The final tallies of the 1990 primary, turnout and results, show once again that Democrats are much better voters than Republicans. In fact, there's no contest; Democrats did better by a 2 to 1 margin. Their turnout was 52 percent, compared with just 26 percent for the GOP.
If this was supposed to be a dull, ho-hum Democratic election compared with the excitement of the 1986 primary, the data don't support that wide-held belief. Statewide figures this year show a 4 percent improvement for Democrats over the statewide 1986 primary. Since there were fewer registered Democrats, however, the total was down. In 1986, 679,230 Democrats turned out. This year, the figures were down to 525,516.
When Gov. William Donald Schaefer defeated Attorney General Stephen H. Sachs four years ago, he rolled up an impressive total of 395,170 votes. His total this year in the victory over Frederick M. Griisser was down by nearly 37,000 votes.
The 100,000 votes registered by Griisser, who had little name identification and no significant campaign, has been regarded as a protest vote against the incumbent, a 22 percent protest vote.
Since Schaefer was better than a 3 to 1 winner, the protest was certainly not threating to the governor. But it could be higher in reality. If the total of those voters who refused to choose any Democratic gubernatorial candidate, a none-of-the-above sort of action, were included in the figuring, the protest might be of somewhat larger dimensions.
There were 66,166 Democrats statewide who did vote in the election but skipped both Schaefer and Griisser. That's 12 percent of the total. Four years ago, the comparable figure was 39,266. So the none-of-the-above vote showed a significant increase.
Schaefer won easily in Baltimore County, for example, but clos to 10,000 Democrats skipped the governor's race.
The governor also was not the leading Democratic voter-getter. That honor went to Comptroller Louis L. Goldstein, who led all primary candidates with over 370,000 votes.
Dissatisfaction by GOP voters with their candidates was greater. Only 26 percent, or 159,001, bothered to turn out. And some 20 percent of that total, or 31,970, passed over both William S. Shepard and Ross Z. Pierpont for their gubernatorial choices.
Voters like a wide choice. They showed it in the 1st Congressional District. With Republican candidates, only 1,900 skipped the race. On the Democratic side, over 8,600 didn't bother to choose any of the four candidates.
The worst turnout was on the Republican side, with the Baltimore party turning out only 18 percent. Cecil County Democrats had the best, with 57 percent.
By the way: The 1st District congressional race appears too close to call with five weeks to go.
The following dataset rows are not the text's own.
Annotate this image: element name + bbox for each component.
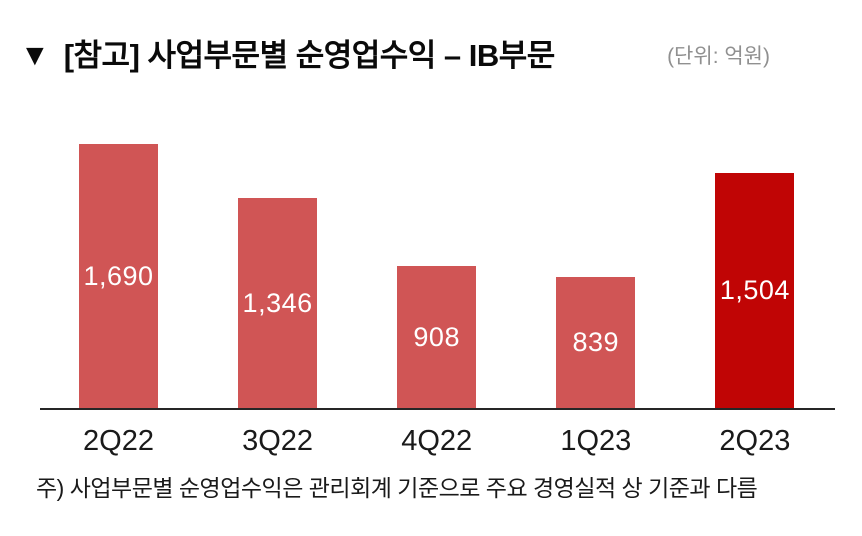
bar-value-label: 1,690 [83,260,154,291]
x-axis-line [40,408,835,410]
bar-value-label: 1,504 [719,275,790,305]
bar-3q22: 1,346 [238,198,318,408]
bar-chart: 1,690 1,346 908 839 1,504 [0,110,862,410]
bar-4q22: 908 [397,266,477,408]
section-marker-triangle-icon: ▼ [20,39,50,72]
bar-2q23: 1,504 [715,173,795,408]
x-axis-label-2q23: 2Q23 [719,425,791,457]
x-axis-label-3q22: 3Q22 [242,425,314,457]
bar-1q23: 839 [556,277,636,408]
bar-value-label: 908 [413,321,460,352]
bar-value-label: 839 [572,327,620,357]
x-axis-label-1q23: 1Q23 [560,425,632,457]
x-axis-label-2q22: 2Q22 [83,425,154,457]
page-title: [참고] 사업부문별 순영업수익 – IB부문 [63,38,556,73]
bar-value-label: 1,346 [242,287,313,318]
x-axis-label-4q22: 4Q22 [401,425,473,457]
chart-header: ▼ [참고] 사업부문별 순영업수익 – IB부문 (단위: 억원) [20,33,842,79]
bar-2q22: 1,690 [79,144,158,408]
unit-label: (단위: 억원) [667,45,770,68]
footnote: 주) 사업부문별 순영업수익은 관리회계 기준으로 주요 경영실적 상 기준과 … [36,475,758,501]
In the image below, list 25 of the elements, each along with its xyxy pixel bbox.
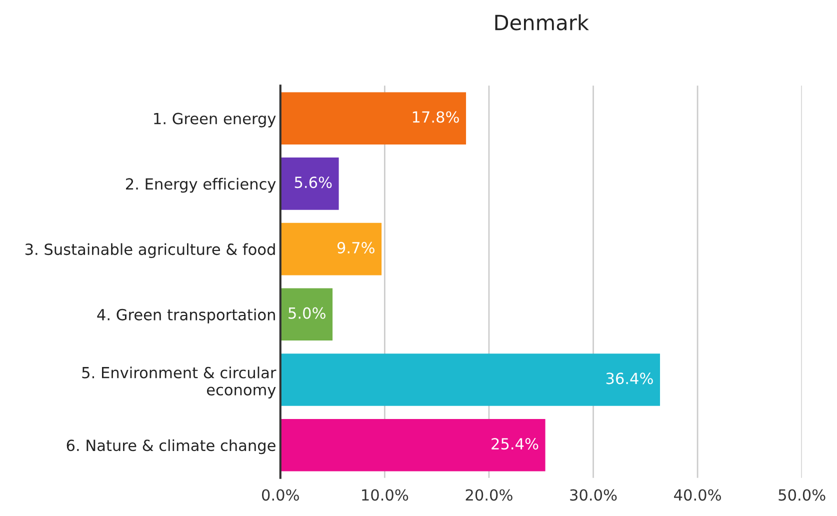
bar bbox=[280, 418, 546, 472]
y-tick-label: 4. Green transportation bbox=[97, 308, 275, 324]
y-tick-label: 3. Sustainable agriculture & food bbox=[25, 243, 275, 258]
data-label: 9.7% bbox=[337, 242, 374, 254]
y-tick-label: 2. Energy efficiency bbox=[126, 178, 276, 193]
y-tick-label: 1. Green energy bbox=[154, 112, 276, 128]
x-tick-label: 10.0% bbox=[362, 489, 408, 501]
data-label: 36.4% bbox=[606, 372, 653, 384]
bar bbox=[280, 158, 339, 210]
y-tick-label: 6. Nature & climate change bbox=[66, 439, 276, 454]
data-label: 25.4% bbox=[492, 438, 538, 450]
y-tick-label: 5. Environment & circular economy bbox=[82, 366, 276, 398]
x-tick-label: 20.0% bbox=[466, 489, 512, 501]
x-tick-label: 50.0% bbox=[778, 489, 826, 501]
chart-title: Denmark bbox=[495, 14, 589, 30]
bar bbox=[280, 354, 660, 406]
x-tick-label: 0.0% bbox=[262, 489, 299, 501]
x-tick-label: 40.0% bbox=[674, 489, 721, 501]
bar bbox=[280, 92, 466, 144]
data-label: 5.0% bbox=[288, 307, 326, 319]
data-label: 5.6% bbox=[294, 176, 332, 188]
bar bbox=[280, 222, 382, 276]
data-label: 17.8% bbox=[412, 111, 459, 123]
bar bbox=[280, 288, 333, 341]
x-tick-label: 30.0% bbox=[570, 489, 617, 501]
A GOP poll taken Sept. 18 and 19, after the primary, shows Republican challenger Wayne T. Gilchrest leading Democratic incumbent Roy Dyson by 40 percent to 39 percent. That's a tossup, allowing for a margin of error of 5.5 percent in the 300 voters sampled. Gilchrest has been promised more financial help and some big-name help, with Marilyn Quayle and HUD Secretary Jack Kemp among those mentioned. Gilchrest has a White House picture session with President Bush scheduled for Oct. 11.
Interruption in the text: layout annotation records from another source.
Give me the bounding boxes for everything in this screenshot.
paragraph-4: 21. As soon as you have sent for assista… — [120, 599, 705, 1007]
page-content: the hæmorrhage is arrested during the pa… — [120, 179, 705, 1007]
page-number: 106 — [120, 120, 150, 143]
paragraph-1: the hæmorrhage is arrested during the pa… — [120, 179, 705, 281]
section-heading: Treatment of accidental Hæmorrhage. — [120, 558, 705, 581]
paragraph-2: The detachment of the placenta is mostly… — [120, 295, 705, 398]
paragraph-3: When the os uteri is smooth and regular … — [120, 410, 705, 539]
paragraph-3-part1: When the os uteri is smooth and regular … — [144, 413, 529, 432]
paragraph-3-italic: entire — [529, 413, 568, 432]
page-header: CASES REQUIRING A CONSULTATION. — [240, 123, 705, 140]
The decision by Montgomery County Executive Sidney Kramer to take a second crack at Neal Potter in the general election through a write-in campaign has shaken the county's Democratic Party. Potter upset Kramer in the primary and is considered a heavy favorite over Al Ceccone, the GOP nominee. Governor Schaefer, aides say, will have no choice but to back Potter, the party nominee. After Kramer's defeat, the governor praised the county executive for the sporting way he accepted the loss despite a public outburst by Mrs. Kramer critical of the Potter campaign. GOP officials are kicking themselves for not having a stronger candidate in a serious Democratic split.
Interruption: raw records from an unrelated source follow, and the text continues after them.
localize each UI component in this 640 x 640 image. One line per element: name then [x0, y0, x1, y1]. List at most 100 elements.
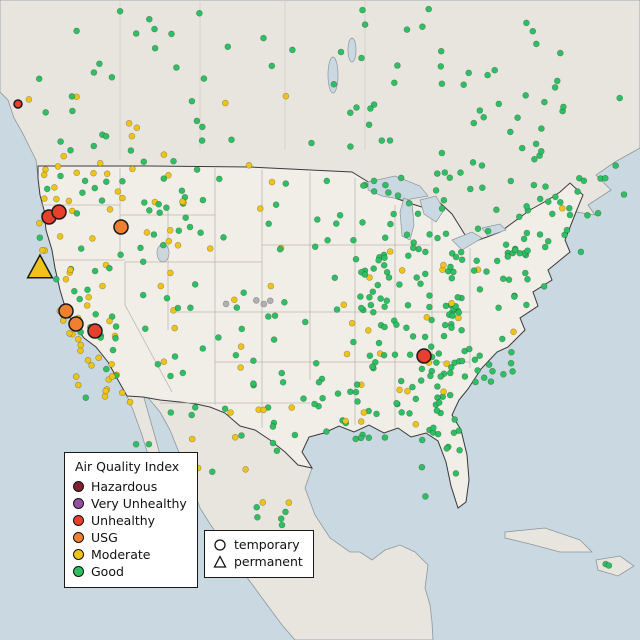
station-dot-good: [426, 292, 433, 299]
temporary-station-circle: [113, 219, 129, 235]
station-dot-good: [419, 23, 426, 31]
station-dot-moderate: [267, 282, 275, 290]
notable-stations-layer: [13, 99, 432, 364]
station-dot-good: [491, 66, 499, 74]
temporary-station-circle: [68, 316, 84, 332]
station-dot-good: [279, 378, 287, 386]
station-dot-good: [289, 46, 296, 54]
station-dot-good: [520, 235, 528, 243]
station-dot-good: [191, 404, 199, 411]
station-dot-good: [265, 220, 273, 228]
station-dot-good: [397, 174, 405, 182]
station-dot-good: [509, 368, 516, 375]
station-dot-good: [43, 185, 51, 193]
station-dot-good: [403, 324, 410, 332]
station-dot-good: [57, 172, 64, 180]
station-dot-good: [361, 271, 369, 278]
shape-legend-item-temporary: temporary: [213, 536, 303, 553]
station-dot-good: [232, 351, 240, 359]
station-dot-good: [432, 187, 440, 194]
station-dot-good: [566, 211, 574, 219]
station-dot-good: [199, 123, 206, 131]
station-dot-good: [323, 428, 330, 435]
station-dot-moderate: [66, 330, 73, 337]
station-dot-good: [146, 207, 153, 214]
station-dot-good: [516, 249, 524, 257]
station-dot-good: [470, 119, 478, 127]
station-dot-moderate: [157, 282, 165, 290]
station-dot-good: [548, 210, 556, 218]
station-dot-good: [427, 343, 435, 351]
station-dot-good: [301, 318, 309, 326]
station-dot-moderate: [412, 420, 420, 428]
station-dot-good: [42, 109, 50, 116]
station-dot-moderate: [179, 198, 186, 205]
station-dot-moderate: [366, 274, 373, 281]
station-dot-moderate: [206, 245, 214, 252]
station-dot-good: [271, 312, 279, 320]
station-dot-moderate: [85, 293, 92, 301]
station-dot-good: [268, 62, 276, 70]
station-dot-good: [250, 380, 257, 387]
circle-glyph-icon: [214, 538, 226, 551]
station-dot-moderate: [89, 235, 96, 242]
station-dot-good: [269, 439, 277, 447]
station-dot-good: [553, 77, 561, 85]
station-dot-good: [474, 367, 481, 374]
station-dot-good: [199, 345, 207, 352]
station-dot-good: [315, 378, 323, 386]
station-dot-good: [500, 370, 507, 378]
station-dot-good: [127, 147, 135, 154]
station-dot-moderate: [455, 314, 462, 322]
station-dot-moderate: [440, 388, 447, 396]
station-dot-moderate: [396, 386, 403, 394]
station-dot-good: [386, 137, 394, 144]
station-dot-good: [515, 213, 523, 221]
station-dot-good: [367, 301, 375, 309]
station-dot-moderate: [167, 269, 174, 277]
aqi-legend-item-good: Good: [73, 563, 187, 580]
station-dot-moderate: [343, 350, 351, 358]
station-dot-good: [370, 265, 378, 272]
aqi-legend-items: Hazardous Very Unhealthy Unhealthy USG Moder…: [73, 478, 187, 580]
station-dot-good: [91, 184, 99, 192]
station-dot-good: [200, 75, 208, 82]
station-dot-good: [601, 174, 609, 182]
station-dot-good: [240, 289, 247, 297]
station-dot-good: [90, 69, 98, 76]
station-dot-good: [417, 377, 425, 384]
temporary-station-circle: [51, 204, 67, 220]
station-dot-good: [366, 352, 374, 360]
station-dot-good: [536, 231, 544, 238]
station-dot-good: [369, 308, 377, 316]
station-dot-moderate: [77, 341, 85, 349]
station-dot-good: [361, 21, 369, 28]
station-dot-good: [374, 281, 382, 289]
station-dot-good: [357, 293, 364, 300]
aqi-legend-label: Very Unhealthy: [91, 496, 187, 511]
station-dot-moderate: [75, 381, 82, 389]
station-dot-moderate: [282, 92, 290, 100]
station-dot-good: [281, 298, 288, 306]
station-dot-good: [484, 227, 492, 235]
station-dot-good: [312, 359, 320, 367]
station-dot-moderate: [65, 197, 73, 205]
station-dot-good: [73, 210, 81, 217]
station-dot-good: [354, 398, 361, 405]
cuba-island: [504, 527, 593, 553]
station-dot-good: [433, 407, 441, 414]
station-dot-moderate: [108, 373, 116, 380]
station-dot-moderate: [171, 324, 178, 332]
station-dot-good: [146, 15, 153, 23]
station-dot-good: [565, 205, 573, 212]
station-dot-good: [430, 424, 437, 432]
station-dot-good: [35, 75, 43, 83]
station-dot-good: [478, 162, 486, 169]
station-dot-good: [112, 334, 119, 342]
station-dot-good: [406, 351, 414, 359]
station-dot-good: [366, 293, 373, 301]
station-dot-moderate: [125, 120, 133, 127]
station-dot-moderate: [166, 227, 174, 234]
station-dot-moderate: [188, 435, 196, 443]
The endorsement of Del. Donna Felling in Baltimore County's 8th Election District by Choice PAC, one of the state's abortion-rights committees, is clearly an attempt to rescue her from a slate that includes no other pro-choice candidates. While Choice PAC did not endorse any Republicans in the district, Steven Rivelis said it didn't mean they wouldn't in the future. He explained that the committee is looking at the Senate race in the district that pits a GOP challenger, William Rush, against Sen. Thomas L. Bromwell, the Democratic incumbent and one of the leaders of the filibuster that blocked a vote on a pro-choice bill.
Over in the county's 9th District, supporters of that cross-party pro-choice ticket are planning literature, house parties and fund-raising for Sen. Vernon Boozer and Del. John Bishop, the two Republicans, and Democratic delegate candidates Gerry Brewster and Charles Culbertson.